Walt Disney’s Comics and Stories, one of the best-selling and longest-running comic books in history, celebrates its 70th anniversary this year. Disney expert Jim Fanning pages through its colorful story.
Disney became the proud owner of Marvel Comics in 2009, but the House that the Mouse Built has actually been a comic book powerhouse for quite some time. Witness the long-standing comic magazine that has been accurately billed as “The Best-Selling Comic Book of All Time,” Walt Disney’s Comics and Stories. First published in October 1940, this unbeatable cavalcade of Disney comic art has been dancing off newsstands and into the hands of eager readers for seven decades.

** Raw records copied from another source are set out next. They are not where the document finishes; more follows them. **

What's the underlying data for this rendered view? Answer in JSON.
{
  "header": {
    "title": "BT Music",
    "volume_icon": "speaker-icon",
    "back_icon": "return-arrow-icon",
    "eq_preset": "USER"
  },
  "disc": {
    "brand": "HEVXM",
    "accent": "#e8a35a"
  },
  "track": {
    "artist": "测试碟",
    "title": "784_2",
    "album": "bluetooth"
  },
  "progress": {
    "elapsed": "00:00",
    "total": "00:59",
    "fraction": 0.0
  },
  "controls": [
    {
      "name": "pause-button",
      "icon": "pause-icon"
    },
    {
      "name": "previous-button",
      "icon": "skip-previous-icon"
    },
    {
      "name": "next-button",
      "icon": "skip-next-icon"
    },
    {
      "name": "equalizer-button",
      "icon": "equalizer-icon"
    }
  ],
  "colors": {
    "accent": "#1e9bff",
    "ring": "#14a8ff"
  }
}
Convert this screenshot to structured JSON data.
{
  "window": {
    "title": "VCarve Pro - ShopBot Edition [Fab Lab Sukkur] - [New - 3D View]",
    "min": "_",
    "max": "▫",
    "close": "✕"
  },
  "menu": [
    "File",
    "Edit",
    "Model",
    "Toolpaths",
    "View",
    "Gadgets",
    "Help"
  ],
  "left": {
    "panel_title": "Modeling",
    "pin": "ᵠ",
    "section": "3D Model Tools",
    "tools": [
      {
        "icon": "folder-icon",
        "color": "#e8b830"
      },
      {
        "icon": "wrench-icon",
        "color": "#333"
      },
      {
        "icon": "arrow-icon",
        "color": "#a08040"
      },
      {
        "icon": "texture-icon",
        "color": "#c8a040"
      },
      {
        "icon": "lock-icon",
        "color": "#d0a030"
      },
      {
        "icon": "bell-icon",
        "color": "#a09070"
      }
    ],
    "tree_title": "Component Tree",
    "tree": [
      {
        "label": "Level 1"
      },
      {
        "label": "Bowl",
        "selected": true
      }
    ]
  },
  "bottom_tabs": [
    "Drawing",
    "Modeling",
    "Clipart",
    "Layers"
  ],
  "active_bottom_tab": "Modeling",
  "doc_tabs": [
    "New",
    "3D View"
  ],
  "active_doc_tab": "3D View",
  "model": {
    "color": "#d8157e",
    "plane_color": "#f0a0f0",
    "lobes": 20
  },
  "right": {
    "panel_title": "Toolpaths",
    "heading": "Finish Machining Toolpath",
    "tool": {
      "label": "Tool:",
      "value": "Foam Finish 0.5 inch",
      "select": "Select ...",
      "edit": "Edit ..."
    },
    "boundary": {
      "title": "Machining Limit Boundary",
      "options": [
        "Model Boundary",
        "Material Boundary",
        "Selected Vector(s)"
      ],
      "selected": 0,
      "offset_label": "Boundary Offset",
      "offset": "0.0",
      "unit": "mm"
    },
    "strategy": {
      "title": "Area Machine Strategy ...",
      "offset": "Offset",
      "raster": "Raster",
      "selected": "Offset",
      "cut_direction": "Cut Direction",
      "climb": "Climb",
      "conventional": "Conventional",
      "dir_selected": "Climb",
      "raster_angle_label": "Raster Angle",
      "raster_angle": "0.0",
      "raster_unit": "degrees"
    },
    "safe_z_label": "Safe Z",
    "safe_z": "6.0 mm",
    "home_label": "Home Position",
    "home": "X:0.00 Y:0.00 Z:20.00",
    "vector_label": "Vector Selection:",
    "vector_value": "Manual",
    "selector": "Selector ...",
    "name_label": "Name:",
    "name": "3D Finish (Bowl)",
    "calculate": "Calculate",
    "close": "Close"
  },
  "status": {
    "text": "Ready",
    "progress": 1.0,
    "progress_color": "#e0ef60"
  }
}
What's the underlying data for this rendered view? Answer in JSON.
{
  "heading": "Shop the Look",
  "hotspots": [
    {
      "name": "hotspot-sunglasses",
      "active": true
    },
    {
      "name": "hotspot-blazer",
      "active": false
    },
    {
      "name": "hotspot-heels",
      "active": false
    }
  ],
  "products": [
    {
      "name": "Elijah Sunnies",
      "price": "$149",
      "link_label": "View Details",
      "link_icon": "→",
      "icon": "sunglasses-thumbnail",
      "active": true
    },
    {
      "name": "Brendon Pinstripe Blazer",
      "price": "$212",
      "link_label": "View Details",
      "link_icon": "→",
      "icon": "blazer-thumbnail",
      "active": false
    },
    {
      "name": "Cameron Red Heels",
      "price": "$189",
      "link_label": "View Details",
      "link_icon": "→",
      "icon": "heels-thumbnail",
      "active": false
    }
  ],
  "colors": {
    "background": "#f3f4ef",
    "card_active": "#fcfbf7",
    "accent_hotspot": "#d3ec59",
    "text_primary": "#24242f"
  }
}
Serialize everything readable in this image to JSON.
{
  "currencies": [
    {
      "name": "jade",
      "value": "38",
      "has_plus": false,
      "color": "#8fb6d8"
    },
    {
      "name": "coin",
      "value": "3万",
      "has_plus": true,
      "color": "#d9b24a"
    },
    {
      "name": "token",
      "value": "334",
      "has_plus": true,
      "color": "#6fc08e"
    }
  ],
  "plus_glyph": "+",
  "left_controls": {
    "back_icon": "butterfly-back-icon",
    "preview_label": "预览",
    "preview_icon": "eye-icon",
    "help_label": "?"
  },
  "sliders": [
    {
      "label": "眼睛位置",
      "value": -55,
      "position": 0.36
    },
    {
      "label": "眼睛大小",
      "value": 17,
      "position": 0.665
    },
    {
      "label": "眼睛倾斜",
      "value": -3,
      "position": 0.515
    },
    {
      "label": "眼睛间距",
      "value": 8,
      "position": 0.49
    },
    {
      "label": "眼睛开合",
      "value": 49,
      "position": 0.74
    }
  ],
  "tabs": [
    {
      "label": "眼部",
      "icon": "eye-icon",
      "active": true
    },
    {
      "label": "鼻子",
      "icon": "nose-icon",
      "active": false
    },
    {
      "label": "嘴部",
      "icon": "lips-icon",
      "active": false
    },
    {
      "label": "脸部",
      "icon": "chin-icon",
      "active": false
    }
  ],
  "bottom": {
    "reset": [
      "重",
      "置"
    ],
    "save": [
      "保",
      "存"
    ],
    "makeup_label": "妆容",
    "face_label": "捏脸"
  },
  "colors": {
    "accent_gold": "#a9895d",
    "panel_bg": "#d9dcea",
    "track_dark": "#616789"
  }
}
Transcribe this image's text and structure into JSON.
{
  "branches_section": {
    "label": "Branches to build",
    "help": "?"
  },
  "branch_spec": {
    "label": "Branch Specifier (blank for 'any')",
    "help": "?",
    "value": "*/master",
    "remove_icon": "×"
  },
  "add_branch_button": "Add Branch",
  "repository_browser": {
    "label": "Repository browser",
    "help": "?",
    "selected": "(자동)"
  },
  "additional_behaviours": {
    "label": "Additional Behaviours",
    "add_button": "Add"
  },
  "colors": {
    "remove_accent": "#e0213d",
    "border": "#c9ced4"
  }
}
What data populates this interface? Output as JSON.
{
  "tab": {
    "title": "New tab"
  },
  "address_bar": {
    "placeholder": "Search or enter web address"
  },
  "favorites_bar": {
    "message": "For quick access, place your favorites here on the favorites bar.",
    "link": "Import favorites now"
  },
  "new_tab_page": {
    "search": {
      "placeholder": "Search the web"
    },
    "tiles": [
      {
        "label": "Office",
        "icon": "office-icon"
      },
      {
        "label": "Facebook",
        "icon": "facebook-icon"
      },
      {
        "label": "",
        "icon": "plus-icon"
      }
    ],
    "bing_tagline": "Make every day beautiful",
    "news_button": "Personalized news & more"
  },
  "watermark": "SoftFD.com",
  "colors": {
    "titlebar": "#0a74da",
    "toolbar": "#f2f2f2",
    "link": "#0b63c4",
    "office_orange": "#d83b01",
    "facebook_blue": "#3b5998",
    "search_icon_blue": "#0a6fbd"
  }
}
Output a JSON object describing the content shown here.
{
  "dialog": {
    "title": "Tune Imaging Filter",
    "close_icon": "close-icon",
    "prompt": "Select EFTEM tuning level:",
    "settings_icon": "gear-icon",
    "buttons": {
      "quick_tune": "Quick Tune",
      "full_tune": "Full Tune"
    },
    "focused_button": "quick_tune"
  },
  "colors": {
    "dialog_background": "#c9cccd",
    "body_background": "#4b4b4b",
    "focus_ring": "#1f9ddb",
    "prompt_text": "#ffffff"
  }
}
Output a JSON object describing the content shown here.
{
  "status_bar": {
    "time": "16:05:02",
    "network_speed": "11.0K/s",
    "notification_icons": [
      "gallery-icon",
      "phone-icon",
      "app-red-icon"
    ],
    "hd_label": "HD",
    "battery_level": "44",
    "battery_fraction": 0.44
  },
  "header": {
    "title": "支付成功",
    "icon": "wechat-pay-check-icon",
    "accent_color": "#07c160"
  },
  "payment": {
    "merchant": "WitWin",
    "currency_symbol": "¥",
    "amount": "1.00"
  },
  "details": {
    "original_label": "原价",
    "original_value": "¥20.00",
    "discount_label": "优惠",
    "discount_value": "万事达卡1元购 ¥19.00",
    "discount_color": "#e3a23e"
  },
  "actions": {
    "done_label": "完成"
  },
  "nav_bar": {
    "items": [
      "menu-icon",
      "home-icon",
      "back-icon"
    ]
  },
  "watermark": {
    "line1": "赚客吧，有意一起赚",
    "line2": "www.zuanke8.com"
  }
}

Bursting from behind an eye-catching covers that are often works of art themselves, Walt Disney’s Comics and Stories is chockful of hilarious antics and captivating derring-do, celebrating and spotlighting the whole Disney gang — headlined by Mickey Mouse and Donald Duck. In honor of its 70th anniversary, here’s a look through the artful annals of Walt Disney’s Comics and Stories.
It all started with a Mouse — Mickey Mouse Magazine, that is, Walt Disney’s enormously popular periodical of the 1930s. Comic books, meanwhile, exploded onto the publishing scene in 1934, taking a super-powered leap in popularity with the introduction of Superman in 1938. To feed the ever-growing comic craze, Mickey Mouse Magazine increasingly featured more and more comics until it finally evolved into a full-fledged funny book in 1940. Entitled Walt Disney’s Comics and Stories — tantalizingly indicating the kaleidoscope of graphic novelettes that would fill its vibrant pages — this jaunty new journal was an anthology created in the wake of the popular Detective Comics (launched in 1937) and Action Comics (launched in 1938) and which introduced Batman and Superman respectively. A few Disney comic books had already been devoured by an insatiable public but Walt Disney’s Comics and Stories was the first modern-style Disney comics title.
Each month Walt Disney’s Comics and Stories would be, as the editors promised, “a new, colorful, exciting magazine filled with funny, thrilling adventures of Mickey, Donald and all the rest.” At first, its 64 pages (those were the good old days) overflowed with reprints of the Disney newspaper comic strips, but this backlog was nearly exhausted within a couple of years. Besides, the clamor then was for original comic book stories, such as those featuring super heroes. So in the December 1942 issue, #27, boasted the first all-new story, titled “The Carnival King,” which starred Joe Carioca, the freshly minted movie star of Saludos Amigos (1942). Joe was followed by a flurry other rarely spotlighted Disney celebrities, including Clara Cluck, Gremlin Gus and Tillie Tiger. Even Friend Owl from Bambi (1942) was highlighted in his own story, and that barnyard glamour gal Clarabelle Cow made the cover! Over the years, while also showcasing such Disney stalwarts as Chip ‘n’ Dale, Jiminy Cricket, and Winnie the Pooh, the “character actors” of the Disney oeuvre, such as Brer Rabbit, Ludwig Von Drake and the marvelous Mad Madam Mim, flourished in the character-friendly pages of Walt Disney’s Comics.